Simultaneous inhibition of LRP1 and ABCB1/P-gp has no additional effect on Aβ₁₋₄₂ transcytosis. (A) Aβ₁₋₄₂ transport across a primary porcine brain endothelial monolayer [¹²⁵I]-Aβ₁₋₄₂ transport was studied in the presence of 1 μCi/ml [¹⁴C]-inulin to normalize for passive diffusion. Transcytosis was analyzed in the brain-to-blood direction (abluminal to luminal) by measuring the dpm for [¹⁴C]-inulin and the cpm for the TCA-precipitable [¹²⁵I] radioactivity. Transport rates were normalized to transport rates of untreated brain endothelial cells. Transport was studied at a physiological concentration of 0.2 nM [¹²⁵I]-Aβ₁₋₄₂. For ABCB1/P-gp Inhibition 5 μM PSC833 and for LRP1 inhibition 20 μg/mL 11E2 anti-LRP1 was used. Data represent mean ± SEM of n = 12; n = 20, n = 19, n = 14 from left to right of two independent experiment. The chloroquine group represents data of n = 4 of one experiment. (B + C) Aβ₁₋₄₂ transport in isolated capillaries.
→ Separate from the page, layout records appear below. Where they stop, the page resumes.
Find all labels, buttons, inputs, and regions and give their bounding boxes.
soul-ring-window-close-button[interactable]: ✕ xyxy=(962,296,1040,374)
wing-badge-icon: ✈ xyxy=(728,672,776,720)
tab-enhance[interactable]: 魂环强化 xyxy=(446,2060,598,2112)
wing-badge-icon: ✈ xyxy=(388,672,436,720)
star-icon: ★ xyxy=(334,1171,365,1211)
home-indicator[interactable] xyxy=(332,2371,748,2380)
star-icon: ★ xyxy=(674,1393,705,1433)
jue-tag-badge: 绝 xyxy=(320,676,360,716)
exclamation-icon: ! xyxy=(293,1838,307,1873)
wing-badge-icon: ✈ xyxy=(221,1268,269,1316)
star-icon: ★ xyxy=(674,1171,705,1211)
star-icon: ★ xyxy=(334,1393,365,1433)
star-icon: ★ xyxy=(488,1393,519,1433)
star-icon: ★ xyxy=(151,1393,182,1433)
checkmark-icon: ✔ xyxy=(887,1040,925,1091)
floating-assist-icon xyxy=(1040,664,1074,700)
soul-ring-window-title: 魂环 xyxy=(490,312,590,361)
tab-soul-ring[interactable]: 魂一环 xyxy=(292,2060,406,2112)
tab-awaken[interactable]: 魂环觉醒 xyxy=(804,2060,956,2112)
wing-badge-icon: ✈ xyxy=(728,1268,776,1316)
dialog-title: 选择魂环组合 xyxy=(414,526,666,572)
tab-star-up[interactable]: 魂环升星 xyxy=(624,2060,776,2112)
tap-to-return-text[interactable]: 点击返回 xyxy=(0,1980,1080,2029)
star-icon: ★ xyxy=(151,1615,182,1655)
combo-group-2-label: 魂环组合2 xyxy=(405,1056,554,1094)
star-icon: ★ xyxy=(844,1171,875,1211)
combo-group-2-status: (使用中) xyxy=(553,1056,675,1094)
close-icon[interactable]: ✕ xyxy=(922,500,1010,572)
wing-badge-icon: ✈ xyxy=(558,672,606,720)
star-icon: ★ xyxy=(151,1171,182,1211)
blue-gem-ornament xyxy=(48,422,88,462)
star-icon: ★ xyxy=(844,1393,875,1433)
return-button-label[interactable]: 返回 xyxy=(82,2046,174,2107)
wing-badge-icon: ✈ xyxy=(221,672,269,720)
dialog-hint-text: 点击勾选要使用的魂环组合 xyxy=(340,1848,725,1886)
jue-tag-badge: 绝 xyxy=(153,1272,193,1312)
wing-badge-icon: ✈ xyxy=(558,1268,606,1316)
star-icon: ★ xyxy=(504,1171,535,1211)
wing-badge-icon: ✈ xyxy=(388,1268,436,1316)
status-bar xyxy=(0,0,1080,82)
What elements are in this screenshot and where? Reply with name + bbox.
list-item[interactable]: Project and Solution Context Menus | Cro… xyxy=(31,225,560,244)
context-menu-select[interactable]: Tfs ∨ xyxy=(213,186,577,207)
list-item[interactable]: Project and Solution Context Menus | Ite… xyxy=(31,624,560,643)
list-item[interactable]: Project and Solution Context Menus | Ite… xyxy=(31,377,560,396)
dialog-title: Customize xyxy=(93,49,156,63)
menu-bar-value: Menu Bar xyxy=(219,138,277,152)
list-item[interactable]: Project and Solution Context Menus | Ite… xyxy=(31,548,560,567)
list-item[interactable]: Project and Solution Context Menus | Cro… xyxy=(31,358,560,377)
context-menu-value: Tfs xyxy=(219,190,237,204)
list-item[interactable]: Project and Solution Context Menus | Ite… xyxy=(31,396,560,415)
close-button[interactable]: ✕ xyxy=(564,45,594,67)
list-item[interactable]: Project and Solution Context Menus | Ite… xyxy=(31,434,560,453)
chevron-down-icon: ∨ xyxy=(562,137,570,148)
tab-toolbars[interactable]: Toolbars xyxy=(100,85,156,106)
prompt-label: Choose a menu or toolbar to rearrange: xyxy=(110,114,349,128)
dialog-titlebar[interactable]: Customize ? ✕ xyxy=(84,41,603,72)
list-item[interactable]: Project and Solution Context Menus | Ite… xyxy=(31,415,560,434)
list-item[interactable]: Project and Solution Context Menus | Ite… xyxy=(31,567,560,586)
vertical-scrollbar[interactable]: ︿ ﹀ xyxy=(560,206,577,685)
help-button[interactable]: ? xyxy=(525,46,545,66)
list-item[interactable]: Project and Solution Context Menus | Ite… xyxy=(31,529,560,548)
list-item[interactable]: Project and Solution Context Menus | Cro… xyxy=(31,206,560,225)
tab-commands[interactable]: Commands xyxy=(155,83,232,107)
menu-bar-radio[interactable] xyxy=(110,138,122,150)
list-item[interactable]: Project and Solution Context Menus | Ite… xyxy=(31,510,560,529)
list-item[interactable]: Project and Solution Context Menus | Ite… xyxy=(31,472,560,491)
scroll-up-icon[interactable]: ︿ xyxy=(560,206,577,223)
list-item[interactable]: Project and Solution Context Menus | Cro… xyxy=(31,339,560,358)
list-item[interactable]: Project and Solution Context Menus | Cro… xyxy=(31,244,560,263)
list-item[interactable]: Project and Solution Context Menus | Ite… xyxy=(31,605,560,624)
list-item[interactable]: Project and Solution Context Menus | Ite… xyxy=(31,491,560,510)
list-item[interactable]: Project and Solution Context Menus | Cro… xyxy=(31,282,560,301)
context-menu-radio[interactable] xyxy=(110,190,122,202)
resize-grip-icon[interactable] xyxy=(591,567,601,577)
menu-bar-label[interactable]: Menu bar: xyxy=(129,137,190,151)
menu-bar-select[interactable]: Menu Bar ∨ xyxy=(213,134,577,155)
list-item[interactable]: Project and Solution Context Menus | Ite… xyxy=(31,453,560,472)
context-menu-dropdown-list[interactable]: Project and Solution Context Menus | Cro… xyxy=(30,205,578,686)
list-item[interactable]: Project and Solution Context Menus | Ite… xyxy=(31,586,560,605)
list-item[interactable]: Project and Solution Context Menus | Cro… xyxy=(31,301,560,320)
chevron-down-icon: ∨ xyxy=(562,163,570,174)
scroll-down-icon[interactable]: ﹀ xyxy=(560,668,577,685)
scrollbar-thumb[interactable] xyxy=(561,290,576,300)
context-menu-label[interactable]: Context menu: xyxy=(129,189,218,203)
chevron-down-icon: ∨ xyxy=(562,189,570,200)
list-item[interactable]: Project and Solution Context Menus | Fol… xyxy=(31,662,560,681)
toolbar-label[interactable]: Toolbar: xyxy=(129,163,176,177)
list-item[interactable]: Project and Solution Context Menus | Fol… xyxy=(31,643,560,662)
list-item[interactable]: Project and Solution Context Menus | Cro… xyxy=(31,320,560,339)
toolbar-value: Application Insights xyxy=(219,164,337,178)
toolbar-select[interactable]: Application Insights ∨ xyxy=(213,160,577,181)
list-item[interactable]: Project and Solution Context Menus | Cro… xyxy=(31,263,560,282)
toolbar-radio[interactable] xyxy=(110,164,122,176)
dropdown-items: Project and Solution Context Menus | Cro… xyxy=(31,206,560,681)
For luminal HiLyte^™-Aβ_1–42 fluorescence, each data point represents the mean value of 10 capillaries from a single preparation (pooled tissue from 30 CD-1 mice); variability is given by SEM bars. For ABCB1/P-gp Inhibition 5 μM PSC833 (B) or 10 μM Cyclosporine A (CSA) (C) and for LRP1 inhibition 15 μg/mL 11E2 anti-LRP1 was used. Units are arbitrary fluorescence units (scale 0–255). For statistical analyses, repeated-measures ANOVA followed by Bonferroni multiple comparisons was used. **P < 0.01; ***P < 0.001.

Fig. 7.

Co-immunoprecipitation of LRP1, ABCB1/P-gp and PICALM. (A and B) Co-immunoprecipitation of LRP1 and ABCB1/P-gp in brain endothelial cell line bEnd.3 using different antibodies. Rab11 can be co-immunoprecipitated with both ABCB1/P-gp and LRP1. (C) Co-immunoprecipitation of PICALM and LRP1, ABCB1/P-gp, Rab11 but not Rab7. Representative results of experiments done twice (A + B), Data shown from the ABCB1/P-gp-IP (B) is the result of one experiment.

Fig. 8.

Co-immunoprecipitation of LRP1, ABCB1/P-gp, PICALM and Rab11 from isolated capillaries. (A + B) The three proteins LRP1, ABCB1/P-gp are associated with each other and are present in Rab11-positive vesicles in isolated capillaries, Data shown is the result of one experiment from capillaries isolated from 10 mice.

Fig. 9.

Colocalization of ABCB1/P-gp with other proteins involved in Aβ transport. ABCB1/P-gp co-localizes with LRP1 (A), PICALM (B) and Rab11 (C) in bEnd.3 cells. Scale bar: 20 μm.

Fig. 10.

Co-immunoprecipitation of LRP1, ABCB1/P-gp and PICALM with Rab11 after Aβ stimulation. bEnd3 were stimulated with 1 nM Aβ_1–40 for 5 min.